La tesi ed il ragionamento su cui si fonda il pronunciamento della Suprema Corte è che la responsabilità oggettiva dell’intermediario per danno procurato a terzi dal consulente viene meno se la società prova la collusione tra il consulente finanziario ed il cliente. L’intermediario è riuscito, in questo caso, ad esimersi dalla responsabilità oggettiva e solidale. In sostanza, sempre nel caso specifico, rileva ai fini del pronunciamento la mancanza di prove da parte del cliente.

Questi i fatti, dai quali trarre qualche insegnamento.

Lato consulente, è vitale rispettare non solo le norme ed i regolamenti che governano il proprio settore, la materia e l’ambito dell’intermediario, ma al tempo stesso sviluppare quei requisiti di eticità e di moralità che dovrebbero contraddistinguere l’operato di un professionista, ancorché portatore di legittimi interessi economici.

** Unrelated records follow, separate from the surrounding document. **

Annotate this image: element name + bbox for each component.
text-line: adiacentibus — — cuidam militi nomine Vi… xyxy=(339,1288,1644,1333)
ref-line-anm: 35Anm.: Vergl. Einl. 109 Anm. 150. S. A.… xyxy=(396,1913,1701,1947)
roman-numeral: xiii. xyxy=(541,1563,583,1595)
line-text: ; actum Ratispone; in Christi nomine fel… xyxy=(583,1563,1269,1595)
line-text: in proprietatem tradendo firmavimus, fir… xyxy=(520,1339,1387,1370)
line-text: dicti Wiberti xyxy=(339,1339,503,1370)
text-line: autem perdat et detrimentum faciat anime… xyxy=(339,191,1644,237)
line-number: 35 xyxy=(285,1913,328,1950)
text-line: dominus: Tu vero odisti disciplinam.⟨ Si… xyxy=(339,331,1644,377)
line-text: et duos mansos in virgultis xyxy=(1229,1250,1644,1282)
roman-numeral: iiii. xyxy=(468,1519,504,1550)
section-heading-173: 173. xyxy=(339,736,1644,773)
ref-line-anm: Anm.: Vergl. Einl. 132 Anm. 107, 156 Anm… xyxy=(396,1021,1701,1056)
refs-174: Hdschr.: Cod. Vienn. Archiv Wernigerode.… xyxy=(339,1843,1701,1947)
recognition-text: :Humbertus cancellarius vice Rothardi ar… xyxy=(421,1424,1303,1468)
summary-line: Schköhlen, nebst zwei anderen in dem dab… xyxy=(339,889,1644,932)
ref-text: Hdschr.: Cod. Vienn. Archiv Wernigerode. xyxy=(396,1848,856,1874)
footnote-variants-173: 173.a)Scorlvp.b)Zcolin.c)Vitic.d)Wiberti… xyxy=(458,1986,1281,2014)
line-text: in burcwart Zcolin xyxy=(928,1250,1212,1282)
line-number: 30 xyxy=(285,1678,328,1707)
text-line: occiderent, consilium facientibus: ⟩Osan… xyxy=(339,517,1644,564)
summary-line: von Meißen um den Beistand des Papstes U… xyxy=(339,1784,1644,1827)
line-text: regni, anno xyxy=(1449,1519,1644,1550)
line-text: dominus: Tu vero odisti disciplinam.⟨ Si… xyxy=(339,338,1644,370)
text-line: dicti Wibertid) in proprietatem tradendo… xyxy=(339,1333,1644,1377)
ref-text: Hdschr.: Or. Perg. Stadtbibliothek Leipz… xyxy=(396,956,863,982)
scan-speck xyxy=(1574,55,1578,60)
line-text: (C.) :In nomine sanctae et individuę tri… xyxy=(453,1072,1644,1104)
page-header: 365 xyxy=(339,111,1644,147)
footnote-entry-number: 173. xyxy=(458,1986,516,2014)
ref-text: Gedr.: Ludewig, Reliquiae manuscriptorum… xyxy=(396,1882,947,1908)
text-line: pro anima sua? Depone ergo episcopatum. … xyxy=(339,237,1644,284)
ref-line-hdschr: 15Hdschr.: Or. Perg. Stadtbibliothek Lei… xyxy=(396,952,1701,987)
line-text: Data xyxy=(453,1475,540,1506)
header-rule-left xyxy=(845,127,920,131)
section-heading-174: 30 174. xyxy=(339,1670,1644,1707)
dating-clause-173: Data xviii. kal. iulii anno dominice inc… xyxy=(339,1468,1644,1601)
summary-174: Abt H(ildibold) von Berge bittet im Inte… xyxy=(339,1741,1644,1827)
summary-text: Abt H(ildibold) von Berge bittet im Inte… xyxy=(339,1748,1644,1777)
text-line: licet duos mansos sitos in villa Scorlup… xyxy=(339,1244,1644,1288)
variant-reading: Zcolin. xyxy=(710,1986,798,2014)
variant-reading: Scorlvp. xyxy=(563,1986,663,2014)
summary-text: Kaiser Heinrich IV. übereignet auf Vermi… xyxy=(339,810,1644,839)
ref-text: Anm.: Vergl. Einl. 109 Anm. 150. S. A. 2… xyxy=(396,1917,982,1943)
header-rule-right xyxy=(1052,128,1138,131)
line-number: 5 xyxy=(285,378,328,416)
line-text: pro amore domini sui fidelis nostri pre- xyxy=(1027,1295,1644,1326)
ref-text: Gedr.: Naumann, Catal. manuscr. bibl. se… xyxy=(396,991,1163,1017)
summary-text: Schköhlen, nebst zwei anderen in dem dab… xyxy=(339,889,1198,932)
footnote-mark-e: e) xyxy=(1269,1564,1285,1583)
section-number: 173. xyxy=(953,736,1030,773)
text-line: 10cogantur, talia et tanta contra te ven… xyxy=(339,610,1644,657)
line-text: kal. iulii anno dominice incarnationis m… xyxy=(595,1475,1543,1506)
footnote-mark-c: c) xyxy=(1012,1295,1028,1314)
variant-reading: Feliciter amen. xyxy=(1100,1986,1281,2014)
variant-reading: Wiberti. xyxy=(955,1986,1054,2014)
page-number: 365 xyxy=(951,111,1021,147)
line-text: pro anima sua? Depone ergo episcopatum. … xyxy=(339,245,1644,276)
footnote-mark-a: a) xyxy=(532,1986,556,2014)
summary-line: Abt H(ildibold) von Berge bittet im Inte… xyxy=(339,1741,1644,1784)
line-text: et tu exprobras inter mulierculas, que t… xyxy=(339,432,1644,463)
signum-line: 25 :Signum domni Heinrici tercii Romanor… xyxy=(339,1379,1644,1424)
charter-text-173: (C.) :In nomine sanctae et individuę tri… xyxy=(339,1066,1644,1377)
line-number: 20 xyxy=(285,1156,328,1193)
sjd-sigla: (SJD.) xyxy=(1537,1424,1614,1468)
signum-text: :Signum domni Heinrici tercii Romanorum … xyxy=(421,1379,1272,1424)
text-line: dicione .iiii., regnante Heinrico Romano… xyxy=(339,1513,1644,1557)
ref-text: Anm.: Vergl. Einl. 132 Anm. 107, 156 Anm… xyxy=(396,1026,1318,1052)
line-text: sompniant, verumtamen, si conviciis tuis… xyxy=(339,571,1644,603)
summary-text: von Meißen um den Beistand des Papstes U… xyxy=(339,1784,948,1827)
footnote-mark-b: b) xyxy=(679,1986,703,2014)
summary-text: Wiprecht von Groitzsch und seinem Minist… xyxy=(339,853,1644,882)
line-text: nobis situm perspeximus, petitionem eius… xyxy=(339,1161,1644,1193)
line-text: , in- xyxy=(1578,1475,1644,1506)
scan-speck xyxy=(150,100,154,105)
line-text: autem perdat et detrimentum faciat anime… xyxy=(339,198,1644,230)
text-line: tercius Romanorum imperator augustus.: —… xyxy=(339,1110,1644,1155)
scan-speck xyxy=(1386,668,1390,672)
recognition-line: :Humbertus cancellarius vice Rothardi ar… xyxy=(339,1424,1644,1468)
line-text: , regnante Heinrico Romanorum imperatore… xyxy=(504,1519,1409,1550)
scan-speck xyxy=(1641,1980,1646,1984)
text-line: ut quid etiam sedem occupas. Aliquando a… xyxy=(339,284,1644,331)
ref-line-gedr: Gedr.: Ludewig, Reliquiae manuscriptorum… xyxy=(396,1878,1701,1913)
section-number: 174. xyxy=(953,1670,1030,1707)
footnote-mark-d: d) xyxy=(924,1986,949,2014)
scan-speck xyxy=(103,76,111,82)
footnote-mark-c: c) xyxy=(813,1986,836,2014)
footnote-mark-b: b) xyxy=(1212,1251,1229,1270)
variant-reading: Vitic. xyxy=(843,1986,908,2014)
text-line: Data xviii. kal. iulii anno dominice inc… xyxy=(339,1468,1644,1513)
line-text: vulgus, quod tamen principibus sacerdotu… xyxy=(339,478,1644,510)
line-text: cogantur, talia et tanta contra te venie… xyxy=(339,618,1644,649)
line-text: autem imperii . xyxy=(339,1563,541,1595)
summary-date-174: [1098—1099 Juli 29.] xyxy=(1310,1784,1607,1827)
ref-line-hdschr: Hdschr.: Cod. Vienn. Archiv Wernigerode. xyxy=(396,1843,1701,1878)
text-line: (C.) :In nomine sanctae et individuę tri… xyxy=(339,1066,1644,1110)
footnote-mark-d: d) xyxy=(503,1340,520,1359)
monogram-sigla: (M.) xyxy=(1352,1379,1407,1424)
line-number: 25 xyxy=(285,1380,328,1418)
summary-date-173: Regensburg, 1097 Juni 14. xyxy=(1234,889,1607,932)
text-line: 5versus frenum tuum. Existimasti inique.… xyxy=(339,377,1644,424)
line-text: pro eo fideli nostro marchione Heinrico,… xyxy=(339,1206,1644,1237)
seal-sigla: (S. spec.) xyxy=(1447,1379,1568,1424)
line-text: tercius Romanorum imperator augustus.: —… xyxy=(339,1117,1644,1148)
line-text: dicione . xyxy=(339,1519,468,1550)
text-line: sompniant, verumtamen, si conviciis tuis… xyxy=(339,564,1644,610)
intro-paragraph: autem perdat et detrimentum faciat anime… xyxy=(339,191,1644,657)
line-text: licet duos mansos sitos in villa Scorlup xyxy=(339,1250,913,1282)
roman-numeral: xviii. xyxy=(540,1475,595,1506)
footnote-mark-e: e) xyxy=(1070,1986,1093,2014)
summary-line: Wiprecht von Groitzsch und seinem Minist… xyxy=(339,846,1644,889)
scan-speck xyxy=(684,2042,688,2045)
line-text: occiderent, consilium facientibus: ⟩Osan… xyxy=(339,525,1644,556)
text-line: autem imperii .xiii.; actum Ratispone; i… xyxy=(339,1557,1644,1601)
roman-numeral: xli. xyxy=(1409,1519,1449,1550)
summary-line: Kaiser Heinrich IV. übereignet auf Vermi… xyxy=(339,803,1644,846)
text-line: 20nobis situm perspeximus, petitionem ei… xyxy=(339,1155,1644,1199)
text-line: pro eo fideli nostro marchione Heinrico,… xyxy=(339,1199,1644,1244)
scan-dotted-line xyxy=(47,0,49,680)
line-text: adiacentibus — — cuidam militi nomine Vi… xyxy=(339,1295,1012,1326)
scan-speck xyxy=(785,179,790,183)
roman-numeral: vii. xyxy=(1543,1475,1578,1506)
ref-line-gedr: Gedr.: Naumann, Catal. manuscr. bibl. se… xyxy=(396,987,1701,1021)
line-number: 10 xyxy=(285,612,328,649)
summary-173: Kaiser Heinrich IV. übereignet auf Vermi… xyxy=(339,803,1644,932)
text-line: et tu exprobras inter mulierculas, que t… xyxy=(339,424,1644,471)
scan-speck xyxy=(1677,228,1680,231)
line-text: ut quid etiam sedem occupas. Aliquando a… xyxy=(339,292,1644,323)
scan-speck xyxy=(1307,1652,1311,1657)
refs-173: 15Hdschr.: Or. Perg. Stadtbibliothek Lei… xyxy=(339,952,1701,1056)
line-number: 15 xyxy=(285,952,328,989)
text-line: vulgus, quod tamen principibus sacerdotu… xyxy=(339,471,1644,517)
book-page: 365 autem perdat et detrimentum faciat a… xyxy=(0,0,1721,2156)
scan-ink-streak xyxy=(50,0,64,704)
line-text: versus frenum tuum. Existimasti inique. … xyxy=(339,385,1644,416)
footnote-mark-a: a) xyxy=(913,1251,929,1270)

Lato cliente, soprattutto quando lo stesso si trasforma da risparmiatore ad investitore, è auspicabile adottare quei comportamenti virtuosi, che si caratterizzano nella ricerca di instaurare un motivato rapporto fiduciario con il consulente, della relativa delega e controllo.

È altresì chiaro che se l’intento, da ambo le parti, è quello di perpetrare una truffa ai danni di una società, banca o sim che sia, essendoci dolo, non può che essere denunciato ed isolato, poiché ne va delle buona fede di tutti coloro che si comportano correttamente e più in generale della fede pubblica negli affari.

Certo, una sentenza di questo tipo disincentiva chi, eventualmente, fosse mosso dalle suddette intenzioni. Da ultimo, questa vicenda e la sua conclusione, dimostrano quanto sia importante il ruolo fondamentale di presidio della legalità nel settore finanziario che spetta in primis proprio ai consulenti finanziari ed agli operatori qualificati in generale.